The emergency chlorination system, activated in the wake of a report of E.coli in Chillliwack this week is going to stay in operation.
Resampling tests of the water on Thursday came back clear, “with zero E.coli detected.”
“Today’s clear test results do not mean the prior test was incorrect,” says Glen MacPherson, Chilliwack’s director of public works. “At this time we don’t know what caused the original test result to be positive, but we will continue investigating to determine a cause.”
Once city officials were notified of a positive result, crews retested the water and activated the city’s standby chlorination system.

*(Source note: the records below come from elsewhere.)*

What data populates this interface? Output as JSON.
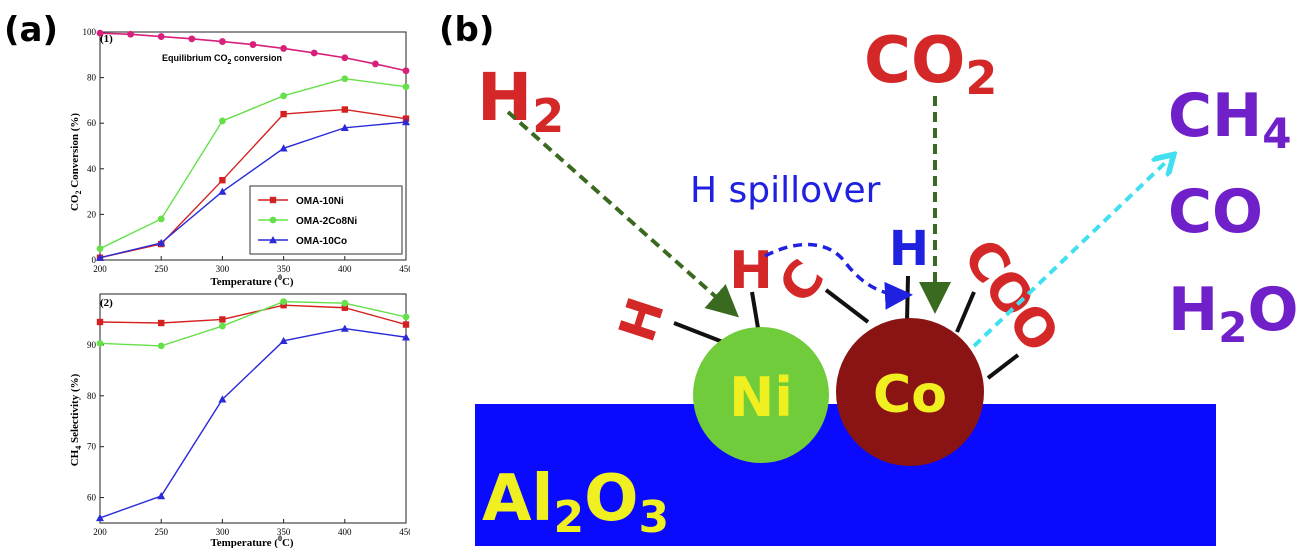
{
  "labels": {
    "panel_a": "(a)",
    "panel_b": "(b)"
  },
  "chart_data": [
    {
      "type": "line",
      "panel": "(1)",
      "annotation": {
        "text": "Equilibrium CO",
        "sub": "2",
        "tail": " conversion"
      },
      "xlabel": {
        "text": "Temperature (",
        "sup": "0",
        "tail": "C)"
      },
      "ylabel": {
        "pre": "CO",
        "sub": "2",
        "post": " Conversion (%)"
      },
      "x": [
        200,
        250,
        300,
        350,
        400,
        450
      ],
      "xlim": [
        200,
        450
      ],
      "ylim": [
        0,
        100
      ],
      "xticks": [
        "200",
        "250",
        "300",
        "350",
        "400",
        "450"
      ],
      "yticks": [
        "0",
        "20",
        "40",
        "60",
        "80",
        "100"
      ],
      "legend": "center-right",
      "series": [
        {
          "name": "OMA-10Ni",
          "color": "#d42020",
          "marker": "square",
          "values": [
            1,
            7,
            35,
            64,
            66,
            62
          ]
        },
        {
          "name": "OMA-2Co8Ni",
          "color": "#66e04a",
          "marker": "circle",
          "values": [
            5,
            18,
            61,
            72,
            79.5,
            76
          ]
        },
        {
          "name": "OMA-10Co",
          "color": "#2a2ad8",
          "marker": "triangle",
          "values": [
            1,
            7.5,
            30,
            49,
            58,
            60.5
          ]
        }
      ],
      "equilibrium": {
        "color": "#d8207a",
        "x": [
          200,
          225,
          250,
          275,
          300,
          325,
          350,
          375,
          400,
          425,
          450
        ],
        "values": [
          99.5,
          99,
          98,
          97,
          95.8,
          94.5,
          92.8,
          90.8,
          88.7,
          86,
          83
        ]
      }
    },
    {
      "type": "line",
      "panel": "(2)",
      "xlabel": {
        "text": "Temperature (",
        "sup": "0",
        "tail": "C)"
      },
      "ylabel": {
        "pre": "CH",
        "sub": "4",
        "post": " Selectivity (%)"
      },
      "x": [
        200,
        250,
        300,
        350,
        400,
        450
      ],
      "xlim": [
        200,
        450
      ],
      "ylim": [
        55,
        100
      ],
      "xticks": [
        "200",
        "250",
        "300",
        "350",
        "400",
        "450"
      ],
      "yticks": [
        "60",
        "70",
        "80",
        "90"
      ],
      "series": [
        {
          "name": "OMA-10Ni",
          "color": "#d42020",
          "marker": "square",
          "values": [
            94.5,
            94.3,
            95,
            97.8,
            97.3,
            94
          ]
        },
        {
          "name": "OMA-2Co8Ni",
          "color": "#66e04a",
          "marker": "circle",
          "values": [
            90.3,
            89.8,
            93.7,
            98.5,
            98.2,
            95.5
          ]
        },
        {
          "name": "OMA-10Co",
          "color": "#2a2ad8",
          "marker": "triangle",
          "values": [
            56,
            60.3,
            79.3,
            90.8,
            93.2,
            91.5
          ]
        }
      ]
    }
  ],
  "diagram": {
    "support": {
      "main": "Al",
      "s1": "2",
      "mid": "O",
      "s2": "3"
    },
    "ni": "Ni",
    "co": "Co",
    "h2": {
      "main": "H",
      "sub": "2"
    },
    "co2": {
      "main": "CO",
      "sub": "2"
    },
    "spillover": "H spillover",
    "h_left": "H",
    "h_mid": "H",
    "c_atom": "C",
    "h_blue": "H",
    "coo": "COO",
    "products": {
      "ch4": {
        "main": "CH",
        "sub": "4"
      },
      "co": "CO",
      "h2o": {
        "main": "H",
        "sub": "2",
        "tail": "O"
      }
    },
    "colors": {
      "red": "#d42828",
      "purple": "#7020c8",
      "blue": "#2020e0",
      "green_arrow": "#3a6a20",
      "cyan": "#40e0f0",
      "support": "#0a0aff",
      "support_text": "#f0f020",
      "ni": "#70cc3a",
      "co": "#8a1414"
    }
  }
}
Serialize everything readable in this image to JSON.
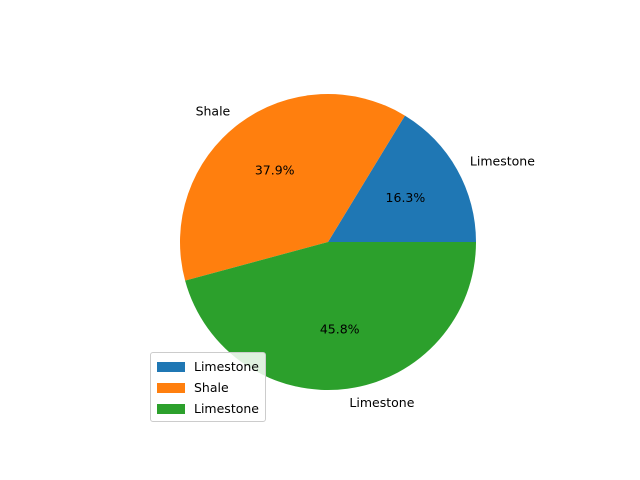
{
  "chart_data": {
    "type": "pie",
    "title": "",
    "slices": [
      {
        "label": "Limestone",
        "value": 16.3,
        "pct_label": "16.3%",
        "color": "#1f77b4"
      },
      {
        "label": "Shale",
        "value": 37.9,
        "pct_label": "37.9%",
        "color": "#ff7f0e"
      },
      {
        "label": "Limestone",
        "value": 45.8,
        "pct_label": "45.8%",
        "color": "#2ca02c"
      }
    ],
    "start_angle_deg": 0,
    "direction": "counterclockwise",
    "legend": {
      "placement": "lower-left",
      "entries": [
        "Limestone",
        "Shale",
        "Limestone"
      ]
    }
  }
}
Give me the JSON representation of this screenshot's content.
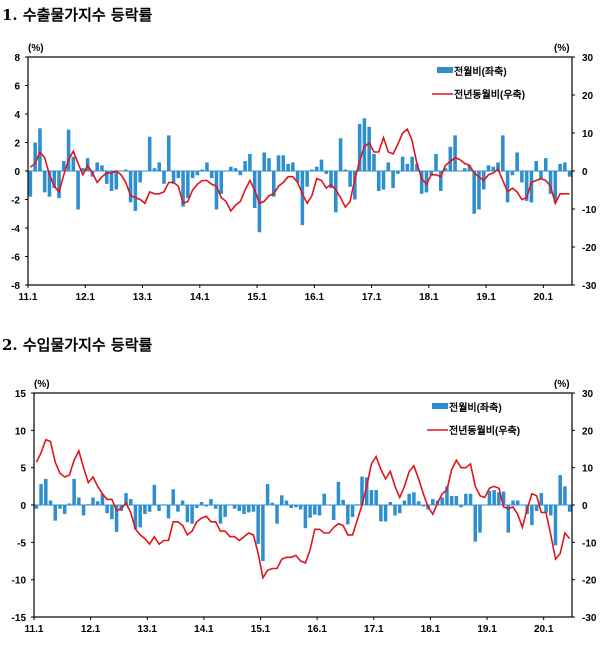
{
  "colors": {
    "bar": "#2f8fce",
    "line": "#e0141c"
  },
  "chart_data": [
    {
      "type": "bar+line",
      "title": "1. 수출물가지수 등락률",
      "left_unit": "(%)",
      "right_unit": "(%)",
      "ylim_left": [
        -8,
        8
      ],
      "yticks_left": [
        8,
        6,
        4,
        2,
        0,
        -2,
        -4,
        -6,
        -8
      ],
      "ylim_right": [
        -30,
        30
      ],
      "yticks_right": [
        30,
        20,
        10,
        0,
        -10,
        -20,
        -30
      ],
      "xtick_labels": [
        "11.1",
        "12.1",
        "13.1",
        "14.1",
        "15.1",
        "16.1",
        "17.1",
        "18.1",
        "19.1",
        "20.1"
      ],
      "legend": "top-right",
      "series": [
        {
          "name": "전월비(좌축)",
          "type": "bar",
          "axis": "left",
          "values": [
            -1.8,
            2.0,
            3.0,
            -1.5,
            -1.8,
            -1.2,
            -1.9,
            0.7,
            2.9,
            1.0,
            -2.7,
            0.2,
            0.9,
            -0.4,
            0.6,
            0.4,
            -0.9,
            -1.4,
            -1.3,
            0.0,
            0.1,
            -2.2,
            -2.8,
            -0.8,
            0.0,
            2.4,
            0.2,
            0.6,
            -0.9,
            2.5,
            -0.9,
            -0.5,
            -2.5,
            -1.9,
            -0.5,
            -0.3,
            0.1,
            0.6,
            -0.5,
            -2.7,
            -1.6,
            0.0,
            0.3,
            0.2,
            -0.3,
            0.7,
            1.2,
            -2.6,
            -4.3,
            1.3,
            0.9,
            -1.8,
            1.1,
            1.1,
            0.5,
            0.6,
            -0.8,
            -3.8,
            -1.1,
            0.1,
            0.3,
            0.8,
            -0.2,
            -1.2,
            -2.9,
            2.3,
            0.1,
            -1.1,
            -2.0,
            3.3,
            3.7,
            3.1,
            1.2,
            -1.4,
            -1.3,
            0.6,
            -1.2,
            -0.2,
            1.0,
            0.5,
            1.0,
            0.5,
            -1.6,
            -1.5,
            -0.3,
            1.2,
            -1.4,
            0.2,
            1.7,
            2.5,
            0.0,
            0.2,
            0.4,
            -3.0,
            -2.7,
            -1.3,
            0.4,
            0.3,
            0.6,
            2.5,
            -2.2,
            -0.3,
            1.3,
            -0.8,
            -2.1,
            -2.2,
            0.7,
            -0.6,
            0.9,
            -1.6,
            -2.2,
            0.5,
            0.6,
            -0.4
          ]
        },
        {
          "name": "전년동월비(우축)",
          "type": "line",
          "axis": "right",
          "values": [
            1,
            2,
            5,
            3.5,
            -1,
            -4,
            -5.5,
            -1,
            3,
            5.2,
            2,
            -1,
            1.5,
            -0.5,
            -3,
            -1.5,
            -0.5,
            -0.5,
            0,
            -1,
            -3,
            -6.5,
            -7,
            -7.5,
            -8.5,
            -5.5,
            -6,
            -6,
            -5.5,
            -3,
            -3,
            -4,
            -8.5,
            -8,
            -5,
            -3.5,
            -2.5,
            -2.5,
            -3.5,
            -4,
            -7,
            -8,
            -10.5,
            -9,
            -8,
            -5,
            -2.5,
            -5,
            -8.5,
            -8,
            -6.5,
            -6,
            -4,
            -3,
            -1.5,
            -1.5,
            -3,
            -6,
            -8.5,
            -6.5,
            -2,
            -2.5,
            -4.5,
            -3.5,
            -5,
            -7,
            -9.5,
            -8,
            -2,
            2.5,
            6.5,
            7.3,
            5,
            5,
            8.8,
            5,
            4.5,
            7,
            10,
            11,
            8,
            2,
            -2,
            -3.5,
            -1,
            -1,
            -1.5,
            1.5,
            2.5,
            3.5,
            3,
            2,
            1.5,
            -0.5,
            -1.5,
            -2.5,
            -1,
            -0.5,
            0.5,
            -2.5,
            -5.5,
            -4.5,
            -5.5,
            -7.5,
            -7,
            -3,
            -2.5,
            -2,
            -2.5,
            -4,
            -8.5,
            -6,
            -6,
            -6
          ]
        }
      ]
    },
    {
      "type": "bar+line",
      "title": "2. 수입물가지수 등락률",
      "left_unit": "(%)",
      "right_unit": "(%)",
      "ylim_left": [
        -15,
        15
      ],
      "yticks_left": [
        15,
        10,
        5,
        0,
        -5,
        -10,
        -15
      ],
      "ylim_right": [
        -30,
        30
      ],
      "yticks_right": [
        30,
        20,
        10,
        0,
        -10,
        -20,
        -30
      ],
      "xtick_labels": [
        "11.1",
        "12.1",
        "13.1",
        "14.1",
        "15.1",
        "16.1",
        "17.1",
        "18.1",
        "19.1",
        "20.1"
      ],
      "legend": "top-right",
      "series": [
        {
          "name": "전월비(좌축)",
          "type": "bar",
          "axis": "left",
          "values": [
            -0.5,
            2.8,
            3.5,
            0.6,
            -2.1,
            -0.5,
            -1.2,
            0.2,
            3.5,
            1.0,
            -1.4,
            0.1,
            1.0,
            0.5,
            1.5,
            -1.1,
            -1.9,
            -3.6,
            -0.8,
            1.6,
            0.8,
            -3.2,
            -3.0,
            -1.2,
            -0.9,
            2.7,
            -0.8,
            0.1,
            -1.8,
            2.1,
            -0.9,
            0.6,
            -2.3,
            -2.5,
            -0.4,
            0.4,
            -0.2,
            0.8,
            -0.5,
            -2.5,
            -1.6,
            0.0,
            -0.5,
            -0.8,
            -1.2,
            -1.0,
            -0.9,
            -5.2,
            -7.5,
            2.8,
            0.3,
            -2.5,
            1.3,
            0.6,
            -0.4,
            -0.3,
            -0.6,
            -3.1,
            -1.7,
            -1.3,
            -1.4,
            1.5,
            0.0,
            -2.0,
            3.1,
            0.7,
            -2.6,
            -1.6,
            0.1,
            3.8,
            3.7,
            2.0,
            2.0,
            -2.2,
            -2.2,
            0.4,
            -1.4,
            -1.1,
            0.6,
            1.5,
            1.7,
            0.5,
            -0.2,
            -0.6,
            0.8,
            0.6,
            1.0,
            2.5,
            1.2,
            1.2,
            -0.3,
            1.5,
            1.5,
            -4.9,
            -3.7,
            0.0,
            1.9,
            2.0,
            1.7,
            1.8,
            -3.7,
            0.6,
            0.6,
            0.0,
            -1.2,
            -2.7,
            -0.8,
            1.6,
            -1.0,
            -1.4,
            -5.4,
            4.0,
            2.5,
            -0.9
          ]
        },
        {
          "name": "전년동월비(우축)",
          "type": "line",
          "axis": "right",
          "values": [
            11.5,
            14,
            17.5,
            17,
            11.5,
            8.5,
            7.5,
            8,
            12,
            14.5,
            10,
            6,
            7.5,
            5,
            3,
            1.5,
            1.5,
            -1.5,
            -1,
            0.5,
            -2,
            -6.5,
            -8,
            -9,
            -10.5,
            -8.5,
            -10.5,
            -9.5,
            -9.5,
            -4.5,
            -4.5,
            -5.5,
            -8,
            -7,
            -4.5,
            -3.5,
            -3,
            -4.5,
            -4.5,
            -7,
            -7,
            -8.5,
            -8.5,
            -9.5,
            -8.5,
            -7.5,
            -8,
            -13,
            -19.5,
            -17.5,
            -17,
            -17,
            -14.5,
            -14,
            -14,
            -13.5,
            -15,
            -15.5,
            -12,
            -6.5,
            -6.5,
            -7.5,
            -7.5,
            -6,
            -5,
            -5.5,
            -8,
            -8,
            -4,
            0,
            5,
            11,
            13,
            9.5,
            7,
            9,
            5,
            2,
            5,
            9,
            10.5,
            7,
            3,
            -0.5,
            -2.5,
            0.5,
            3,
            4,
            9.5,
            12,
            10,
            10,
            11,
            5,
            2.5,
            2,
            4.5,
            5,
            4.5,
            -0.5,
            -1,
            -0.5,
            -2.5,
            -6,
            -1,
            3,
            2.5,
            -2,
            -2,
            -8,
            -14.5,
            -13,
            -7.5,
            -9
          ]
        }
      ]
    }
  ]
}
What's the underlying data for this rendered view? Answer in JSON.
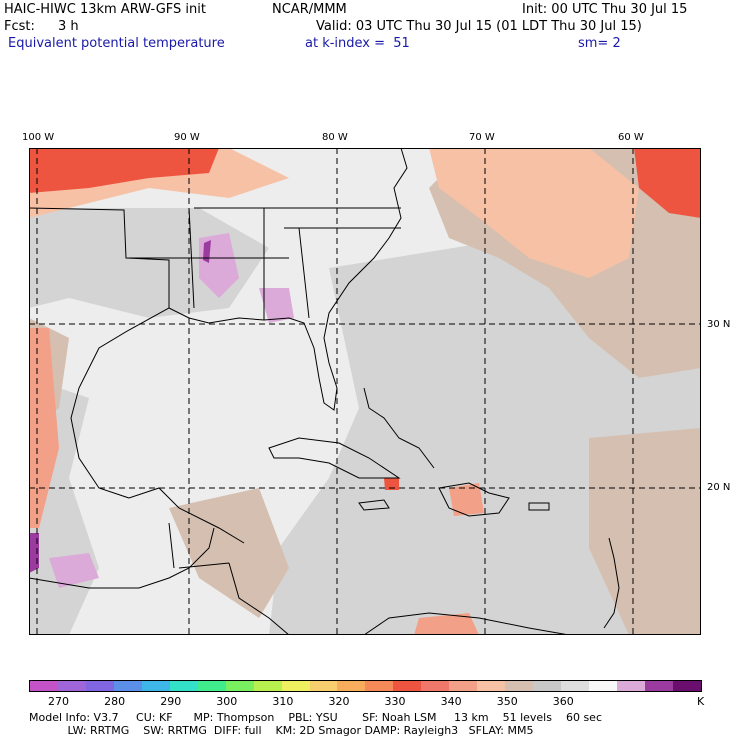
{
  "header": {
    "model": "HAIC-HIWC 13km ARW-GFS init",
    "org": "NCAR/MMM",
    "init": "Init: 00 UTC Thu 30 Jul 15",
    "fcst_label": "Fcst:",
    "fcst_value": "3 h",
    "valid": "Valid: 03 UTC Thu 30 Jul 15 (01 LDT Thu 30 Jul 15)",
    "field": "Equivalent potential temperature",
    "level": "at k-index =  51",
    "smoothing": "sm= 2"
  },
  "map": {
    "lon_labels": [
      "100 W",
      "90 W",
      "80 W",
      "70 W",
      "60 W"
    ],
    "lat_labels": [
      "30 N",
      "20 N"
    ],
    "colors": {
      "ocean_light": "#ededed",
      "ocean_gray": "#d4d4d4",
      "tan": "#d5bfb0",
      "peach": "#f6c1a5",
      "salmon": "#f2a088",
      "red": "#ee5540",
      "lavender": "#dcaad9",
      "purple": "#9b3ba0",
      "grid_line": "#000000",
      "coast": "#000000"
    }
  },
  "colorbar": {
    "colors": [
      "#c453c7",
      "#a066d9",
      "#8066e0",
      "#5c8fe8",
      "#3fb6e8",
      "#33e0c8",
      "#40ec8c",
      "#78f060",
      "#b8f050",
      "#eef060",
      "#f7cf6e",
      "#f7ad5c",
      "#f58a58",
      "#ee5540",
      "#f0786a",
      "#f2a088",
      "#f6c1a5",
      "#d5bfb0",
      "#c8c8c8",
      "#dedede",
      "#f7f7f7",
      "#dcaad9",
      "#9b3ba0",
      "#6a0f6e"
    ],
    "labels": [
      "270",
      "280",
      "290",
      "300",
      "310",
      "320",
      "330",
      "340",
      "350",
      "360"
    ],
    "units": "K"
  },
  "footer": {
    "line1": "Model Info: V3.7     CU: KF      MP: Thompson    PBL: YSU       SF: Noah LSM     13 km    51 levels    60 sec",
    "line2": "           LW: RRTMG    SW: RRTMG  DIFF: full    KM: 2D Smagor DAMP: Rayleigh3   SFLAY: MM5"
  }
}
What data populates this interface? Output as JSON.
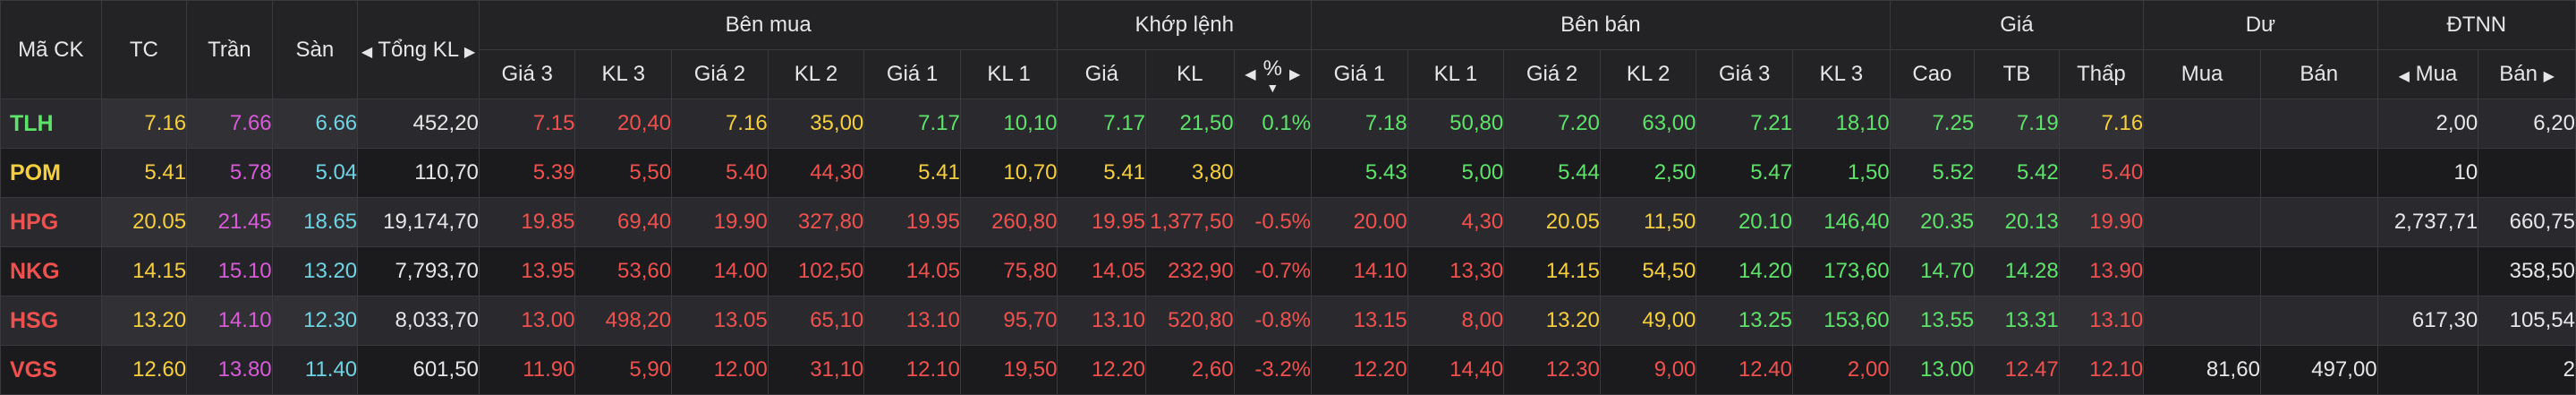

They flushed the lines and asked Greendale residents to flush the chorine through their lines.
“As a precautionary measure, Greendale residents were advised to boil their drinking water,” he said.
Chlorine reached Greendale within a few hours, a community on the western edge of Chilliwack which is on the valley floor.
Since the drinking water distribution system is interconnected, the entire system therefore had to be chlorinated.
“We are reassured by the test results today, but we certainly look forward to finding out the results of the investigation,” said Mayor Gaetz. “This is the first time we have had to activate standby chlorination, but our staff was well prepared and responded immediately. We will work cooperatively with the Fraser Health Authority and ensure our drinking water is safe.”
The Boil Water Advisory for Greendale will be lifted by the end of Thursday, February 28.
“The water in Chilliwack remains safe to drink.”
Fraser Heath has advised the city to investigate the incident, and to leave the standby chlorination system in operation “until further notice,” according to the city release.